Because SAR facilities tend not to have palliative care and pain control experts, which hospice care does provide, “there many have been a detriment incurred by an SAR discharge that a hospice discharge may have avoided,” the authors write.
Roots of the Problem
Doctors tend to avoid talking to patients about hospice because it can be difficult to be the bearer of bad news, Yeh says. Further, cancer patients today are so used to facing challenge after challenge that they tend to expect to recover. “This conversation about subacute rehabilitation services becomes the next bump in the road,” Knight says. “The question really becomes, and you can see how complicated this is: How do you know that this is the one bump that you can’t get over?”
Knight and her colleagues did observe some significant differences between the patients who received further therapy after discharge to SAR and those who did not. Patients who received cancer treatments after SAR were significantly more likely to have local disease, to have leukemia or lymphoma, as opposed to a solid tumor, and to have been receiving cancer therapy at the time of discharge to SAR. “We can use some of these characteristics to guide our conversations with patients. Is it 100% predictive?
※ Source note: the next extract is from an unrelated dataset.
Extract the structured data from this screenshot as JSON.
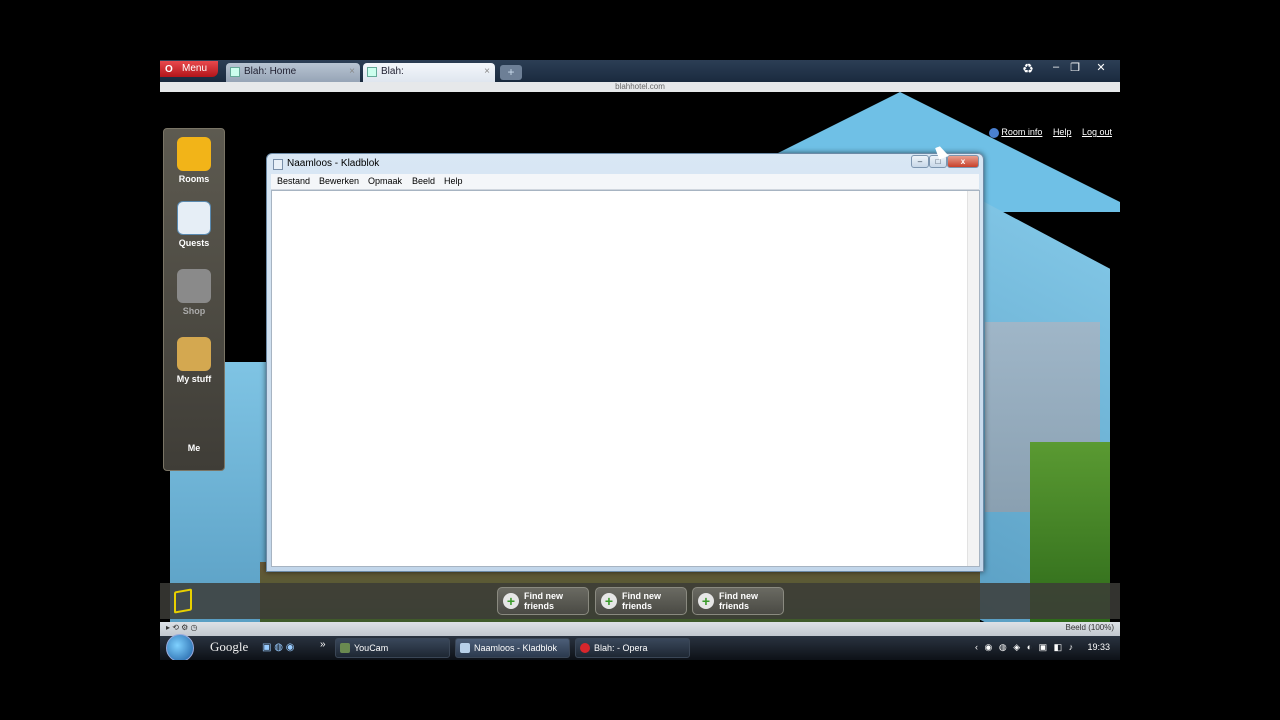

Not necessarily, but I think it’s certainly a start,” says Yeh.
“I think that the most important thing that we’re underscoring here is the importance of having a very honest discussion with patients about their prognosis,” Yeh says, as well as conversations informing patients about what typically happens to cancer patient discharged to SAR.
With this knowledge, some patients will still want to go to rehab to increase their chances of recovery, while others, knowing the chances of receiving further treatment are low, might decide against rehab, Yeh says. “It’s not necessarily that we should just avoid rehab altogether; it’s not necessarily that everyone needs to go to hospice right away. It’s just that these are some very important conversations that I don’t think we’re having enough of.”